“What’s your day rate?” It’s the little question any freelance journalist who’s transitioned into content marketing or corporate writing fears the most.
When I started freelancing, in addition to writing for media companies, I took on a few content marketing gigs and was asked for my day rate. I struggled to know what to say; as a journalist, I learned to think in per-word parlance. Sometimes I get a flat fee, but that’s often a rounding up (or, in many cases, down) of a per word rate.
At first, when asked for a day rate, I’d try to poll the handful of freelancers I thought would be comfortable sharing theirs with me to determine my own. It was far from an exact science, and being the nerd that I am, I figured there must be a way for me to find actual, hard data. By aggregating my assignments (a mix of feature writing, content marketing through Contently, and direct-to-client gigs), could I find out exactly how much my time was worth?
I was also curious to see how different publications stack up against each other. I figured all of this information would be useful when thinking about how to set my day rate in the future.
To make this even more fun (I did say nerd), rather than take on yet another tracking tool, I decided to hack the existing productivity apps I already use.
The tools: Trello + PomodoroDone + Zapier
I use the project management app Trello to handle my workflow and am a devotee of the Pomodoro Technique to get my work done. I set a timer for 25 minutes and focus solely on one task, then take a five-minute break. I repeat this another three times and then take a longer break. I find it deeply effective for getting writing done.
You can, of course, use any timer or clock for this, but I especially like the Pomodone app, which links up with Trello, so you can set timers for the specific task you’re working on. To gather and dump the data from Trello and PomodoroDone into an editable spreadsheet, I used Zapier, which is an app that connects other apps (confusing, I know, but I’ve never been a fan of being forced to use new tools for the sake of it).
The data
After all this, what did I actually find out? The data confirmed a few things I already suspected, chiefly that a high per-word rate doesn’t always translate to a high hourly rate.
As my data showed, the work I do for one client at a pretty average per-word fee translates to a very healthy per-hour rate. That’s because I rarely get edits on those pieces and they are quick to turn around. In comparison, an outlet I write for at a higher per-word rate requires many more edits, significantly lowering my hourly rate. Point is, don’t be wooed by publications that pay a $1 per word, because you won’t necessarily make a “good rate” from it.

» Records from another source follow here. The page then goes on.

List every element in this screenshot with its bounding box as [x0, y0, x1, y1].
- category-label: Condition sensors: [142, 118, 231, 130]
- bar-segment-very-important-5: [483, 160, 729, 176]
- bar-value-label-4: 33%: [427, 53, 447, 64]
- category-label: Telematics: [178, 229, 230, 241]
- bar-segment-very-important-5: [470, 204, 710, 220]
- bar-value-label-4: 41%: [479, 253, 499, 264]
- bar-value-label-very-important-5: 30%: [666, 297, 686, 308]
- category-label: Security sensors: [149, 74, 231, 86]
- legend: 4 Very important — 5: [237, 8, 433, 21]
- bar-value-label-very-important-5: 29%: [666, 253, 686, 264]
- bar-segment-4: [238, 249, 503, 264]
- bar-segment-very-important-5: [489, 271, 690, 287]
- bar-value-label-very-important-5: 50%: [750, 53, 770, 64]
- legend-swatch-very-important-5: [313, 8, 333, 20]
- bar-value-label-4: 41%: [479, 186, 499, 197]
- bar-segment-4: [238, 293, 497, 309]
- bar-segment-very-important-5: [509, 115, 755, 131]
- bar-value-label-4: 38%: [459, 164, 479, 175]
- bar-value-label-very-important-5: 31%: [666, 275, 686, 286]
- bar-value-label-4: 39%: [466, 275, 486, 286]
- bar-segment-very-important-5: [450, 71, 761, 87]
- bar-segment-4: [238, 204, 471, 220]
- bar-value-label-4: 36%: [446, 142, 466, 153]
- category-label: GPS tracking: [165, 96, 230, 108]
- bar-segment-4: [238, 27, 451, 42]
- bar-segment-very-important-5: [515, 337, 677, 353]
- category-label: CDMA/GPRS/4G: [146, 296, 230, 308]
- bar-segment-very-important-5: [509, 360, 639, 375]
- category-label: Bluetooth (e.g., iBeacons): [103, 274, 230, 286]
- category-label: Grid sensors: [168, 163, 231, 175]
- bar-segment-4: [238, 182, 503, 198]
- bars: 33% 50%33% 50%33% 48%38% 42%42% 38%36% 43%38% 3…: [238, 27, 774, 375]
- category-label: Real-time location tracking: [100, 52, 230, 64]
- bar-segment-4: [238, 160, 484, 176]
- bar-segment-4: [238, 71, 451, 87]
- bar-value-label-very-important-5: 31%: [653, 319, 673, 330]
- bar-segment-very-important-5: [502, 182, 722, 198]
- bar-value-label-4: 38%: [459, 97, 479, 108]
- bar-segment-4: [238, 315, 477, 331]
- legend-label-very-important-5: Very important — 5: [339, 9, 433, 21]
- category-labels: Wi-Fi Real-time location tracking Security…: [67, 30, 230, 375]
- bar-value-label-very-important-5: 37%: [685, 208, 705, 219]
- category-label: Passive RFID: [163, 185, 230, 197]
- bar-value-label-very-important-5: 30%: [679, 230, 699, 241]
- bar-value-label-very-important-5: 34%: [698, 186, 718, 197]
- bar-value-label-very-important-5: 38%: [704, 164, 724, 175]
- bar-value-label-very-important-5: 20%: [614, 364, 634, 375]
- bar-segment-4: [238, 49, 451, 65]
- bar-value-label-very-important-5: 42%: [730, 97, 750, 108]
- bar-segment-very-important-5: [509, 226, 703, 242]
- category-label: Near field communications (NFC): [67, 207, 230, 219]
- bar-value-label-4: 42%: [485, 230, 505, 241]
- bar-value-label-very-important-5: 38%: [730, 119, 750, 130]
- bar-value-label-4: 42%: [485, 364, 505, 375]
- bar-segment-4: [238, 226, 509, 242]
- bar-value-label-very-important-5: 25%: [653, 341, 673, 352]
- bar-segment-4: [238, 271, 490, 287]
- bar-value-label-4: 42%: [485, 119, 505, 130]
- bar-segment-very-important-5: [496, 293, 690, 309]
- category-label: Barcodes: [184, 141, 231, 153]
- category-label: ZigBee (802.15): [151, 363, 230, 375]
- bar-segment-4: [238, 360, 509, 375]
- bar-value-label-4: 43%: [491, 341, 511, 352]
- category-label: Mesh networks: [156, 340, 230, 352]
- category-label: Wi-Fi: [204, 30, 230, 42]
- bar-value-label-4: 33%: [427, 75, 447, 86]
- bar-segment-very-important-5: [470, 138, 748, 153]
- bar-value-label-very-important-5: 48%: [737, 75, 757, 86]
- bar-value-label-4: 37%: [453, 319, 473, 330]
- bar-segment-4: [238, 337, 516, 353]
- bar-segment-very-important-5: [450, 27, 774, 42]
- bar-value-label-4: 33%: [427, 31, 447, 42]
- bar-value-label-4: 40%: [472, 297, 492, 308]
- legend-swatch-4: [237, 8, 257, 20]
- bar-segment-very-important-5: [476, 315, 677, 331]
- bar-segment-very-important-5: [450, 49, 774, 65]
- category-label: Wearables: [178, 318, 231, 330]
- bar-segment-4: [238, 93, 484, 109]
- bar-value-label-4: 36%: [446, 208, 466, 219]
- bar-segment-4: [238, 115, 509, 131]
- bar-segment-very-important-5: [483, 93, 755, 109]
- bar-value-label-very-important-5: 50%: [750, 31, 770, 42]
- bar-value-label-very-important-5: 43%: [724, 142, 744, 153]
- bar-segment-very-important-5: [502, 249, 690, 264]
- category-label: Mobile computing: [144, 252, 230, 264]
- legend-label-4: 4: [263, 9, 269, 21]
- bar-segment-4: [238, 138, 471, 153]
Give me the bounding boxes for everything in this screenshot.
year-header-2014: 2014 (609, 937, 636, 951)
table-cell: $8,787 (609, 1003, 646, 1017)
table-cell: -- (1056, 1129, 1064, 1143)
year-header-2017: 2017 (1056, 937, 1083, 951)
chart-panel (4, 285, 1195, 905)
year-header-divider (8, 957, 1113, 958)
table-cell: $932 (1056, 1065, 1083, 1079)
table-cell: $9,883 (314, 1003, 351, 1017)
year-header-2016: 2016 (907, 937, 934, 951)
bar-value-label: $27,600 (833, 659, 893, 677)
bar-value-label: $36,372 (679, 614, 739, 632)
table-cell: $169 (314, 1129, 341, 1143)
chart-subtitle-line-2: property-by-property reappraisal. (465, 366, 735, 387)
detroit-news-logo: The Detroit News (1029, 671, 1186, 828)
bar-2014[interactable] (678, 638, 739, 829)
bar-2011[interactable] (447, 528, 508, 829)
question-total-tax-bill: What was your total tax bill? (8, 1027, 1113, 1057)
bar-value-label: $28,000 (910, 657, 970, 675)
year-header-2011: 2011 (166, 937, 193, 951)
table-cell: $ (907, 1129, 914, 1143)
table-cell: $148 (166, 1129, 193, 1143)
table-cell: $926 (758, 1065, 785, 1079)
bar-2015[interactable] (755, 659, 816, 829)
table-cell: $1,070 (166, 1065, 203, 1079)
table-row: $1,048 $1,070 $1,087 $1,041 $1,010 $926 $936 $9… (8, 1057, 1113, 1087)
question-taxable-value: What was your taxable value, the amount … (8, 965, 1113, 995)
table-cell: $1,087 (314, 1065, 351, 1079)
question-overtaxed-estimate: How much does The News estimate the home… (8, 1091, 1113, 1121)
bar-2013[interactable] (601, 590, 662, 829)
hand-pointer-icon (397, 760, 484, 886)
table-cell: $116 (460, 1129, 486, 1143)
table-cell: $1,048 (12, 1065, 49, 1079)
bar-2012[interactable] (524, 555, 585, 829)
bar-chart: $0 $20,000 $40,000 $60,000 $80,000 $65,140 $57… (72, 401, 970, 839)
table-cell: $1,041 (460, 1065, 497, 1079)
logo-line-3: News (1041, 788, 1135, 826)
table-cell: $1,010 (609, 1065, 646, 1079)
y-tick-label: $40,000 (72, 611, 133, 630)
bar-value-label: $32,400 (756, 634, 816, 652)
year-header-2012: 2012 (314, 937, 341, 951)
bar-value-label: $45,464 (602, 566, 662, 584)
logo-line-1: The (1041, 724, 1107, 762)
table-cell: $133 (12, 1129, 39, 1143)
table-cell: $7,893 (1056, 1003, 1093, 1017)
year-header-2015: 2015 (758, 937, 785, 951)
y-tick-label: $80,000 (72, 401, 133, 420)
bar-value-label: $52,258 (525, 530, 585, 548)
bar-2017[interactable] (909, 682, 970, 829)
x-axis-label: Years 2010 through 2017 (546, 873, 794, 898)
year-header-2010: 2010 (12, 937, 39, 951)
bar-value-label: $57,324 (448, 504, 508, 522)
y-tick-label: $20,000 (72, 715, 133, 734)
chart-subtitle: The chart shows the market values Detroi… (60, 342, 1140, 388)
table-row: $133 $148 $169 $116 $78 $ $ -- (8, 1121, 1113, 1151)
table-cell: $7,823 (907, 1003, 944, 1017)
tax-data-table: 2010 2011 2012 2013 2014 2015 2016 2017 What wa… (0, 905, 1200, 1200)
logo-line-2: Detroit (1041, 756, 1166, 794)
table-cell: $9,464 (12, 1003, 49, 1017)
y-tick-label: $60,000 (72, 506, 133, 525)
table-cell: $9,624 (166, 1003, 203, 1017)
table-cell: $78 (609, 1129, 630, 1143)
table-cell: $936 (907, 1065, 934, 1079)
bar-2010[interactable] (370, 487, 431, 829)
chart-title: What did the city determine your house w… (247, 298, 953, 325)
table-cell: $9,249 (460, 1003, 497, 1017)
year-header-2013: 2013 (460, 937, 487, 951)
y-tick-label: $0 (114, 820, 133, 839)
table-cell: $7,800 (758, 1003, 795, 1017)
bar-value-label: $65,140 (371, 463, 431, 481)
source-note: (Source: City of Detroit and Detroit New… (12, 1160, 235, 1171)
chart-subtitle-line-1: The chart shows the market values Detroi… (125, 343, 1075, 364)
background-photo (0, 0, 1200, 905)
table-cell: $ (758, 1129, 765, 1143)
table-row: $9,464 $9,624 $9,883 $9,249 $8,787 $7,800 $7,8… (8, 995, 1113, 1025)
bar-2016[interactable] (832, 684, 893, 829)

I also found out that writing more words doesn’t automatically mean you’ll get more money. On the face of it, a longer per-word piece would mean a bigger payday. Except, in reality, it doesn’t quite work out that way. Big features, for example, require additional sources, often go through more rounds of edits and just generally take more time to write.
For instance, one longform article I worked on had taken so much time, I’d actually stopped tracking it in my spreadsheet because I knew the hourly rate for it would be so low. Candidly, I’m not writing those stories for a huge fee—I’m writing them because I believe they are important stories. And, also candidly, I’d rather not think too much about how badly they pay.
The (slightly depressing) conclusion
Which brings me to the most disappointing, but ultimately unsurprising, discovery I made in this exercise: by a long shot, my most poorly paid work came from journalism.
My highest hourly rate, earned with a piece of branded content completed through Contently, was ten times higher than my lowest, which was for a piece of journalism for a major international publication. But again, I don’t do journalism for the money. If anything, understanding that I can make a decent living through other means makes journalism a viable income channel for me.
This was something I realized when I examined the other end of the spectrum. I had data for the one content marketing project I did during this period which was paid by the day. And while yes, this conclusion is drawn from very limited data, that project turned out to be the highest paid work of the whole lot. By tracking the work, I realized it took me substantially less time than both the company and I had originally estimated. So that day rate, in effect, more than tripled.
When I averaged all the day rates in the spreadsheet, I was shocked by how high the figure was. Now, I definitely don’t plan to quote my day rate simply as the highest figure on that spreadsheet, not least because my data is far from perfect. I sometimes forget to run my time-tracking app and there are the odd anomalies in my spreadsheet where something hasn’t synced up properly. However, precise methodology was far from the point of this experiment.
What I took away from it was a much clearer understanding of what my time is worth. I wholeheartedly believe it’s vital for anyone, especially the self-employed, to share rates. But I think it’s just as important for freelancers to also understand how they’re already making their money.